Security Now podcast: Weekly podcast with computer security expert Steve Gibson, news and tutorials about hacking, security vulnerabilities and Internet privacy.
Learn HTML
Everything worthwhile to learn is on the Internet, tutorials, ebooks, software, is all served to you in websites, you should learn HTML language (not a programming language) this will be useful to understand how websites work and help you to create a blog/website or manage a forum where to interact with others.
W3Schools: Web developer portal for beginners and advanced users, you will learn how to develop a website and technologies being used to do that (HTML, XML, CSS, JavaScript, PHP, and SQL).
Hacking war games
Technology evolves quickly you need to keep learning and adapt to new challenges, security is not a target that can be reached, it is a process that you need to keep improving for ever, hackers never give up due to failure, they keep trying until they find a solution no matter how hard it is. Getting involved in an open source project will be a good way to be part of a community and keep your skills up to date, open source project take all kind of volunteers regardless of skills, if you can’t program yet maybe you can write documentation on how things work.

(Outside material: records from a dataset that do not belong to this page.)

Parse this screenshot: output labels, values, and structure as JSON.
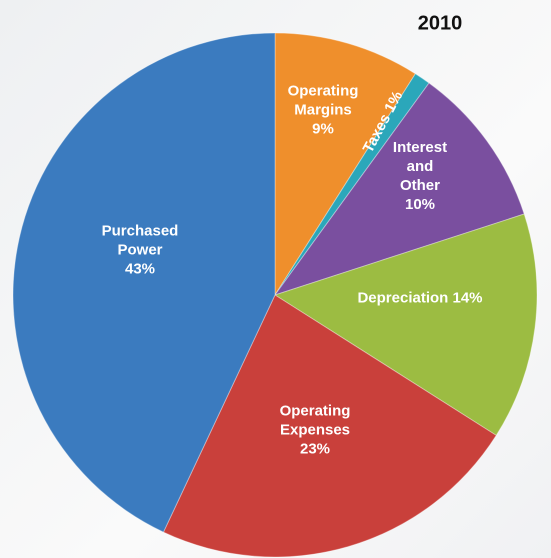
{
  "chart_data": {
    "type": "pie",
    "title": "2010",
    "categories": [
      "Operating Margins",
      "Taxes",
      "Interest and Other",
      "Depreciation",
      "Operating Expenses",
      "Purchased Power"
    ],
    "values": [
      9,
      1,
      10,
      14,
      23,
      43
    ],
    "value_labels": [
      "9%",
      "1%",
      "10%",
      "14%",
      "23%",
      "43%"
    ],
    "colors": [
      "#ef8f2c",
      "#2ba7ba",
      "#7a4f9f",
      "#9cbc42",
      "#c9403b",
      "#3b7bbf"
    ]
  }
}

Another good way to keep your skills up to date and getting started in the hacking world is by joining a war game where the target is to hack other people, everything being legal and only being simulated, aka hacker games.

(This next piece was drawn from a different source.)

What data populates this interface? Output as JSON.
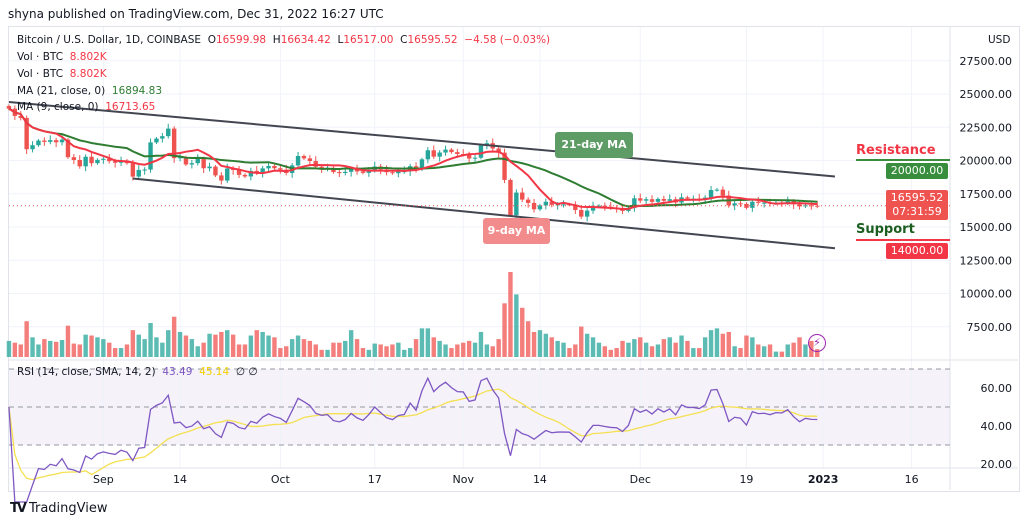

HackThisSite: A free legal website where to train your hacking skills, with tutorials and a forum where to discuss network security and anything related with computers.
Hacker-Project: Online hacking simulation game where you have to complete tasks like installing virii, hiding/encrypting files,recover logs, acquire computer IPs and collect profits of your hacking activities.
Get hacker status
If you help to test and debug open source software, keep the infrastructure working, write open source software, and publish useful information and submit it to conferences, you will soon come into contact with other hackers who will appreciate your help and dedication as well as admire you for your work, you will make a name for yourself and if you are good enough, get invited to conferences as a speaker, networking will help you be part of the community and maybe even find an employer or people with whom to work together in a project.
Defcon (DEFense CONdition): One of the oldest hackers conferences in the world where to meet like minded people and showcase new hacking tricks and tips.
BlackHat: A series of highly technical information security conferences that brings together hackers from government agencies, corporations and the underground world.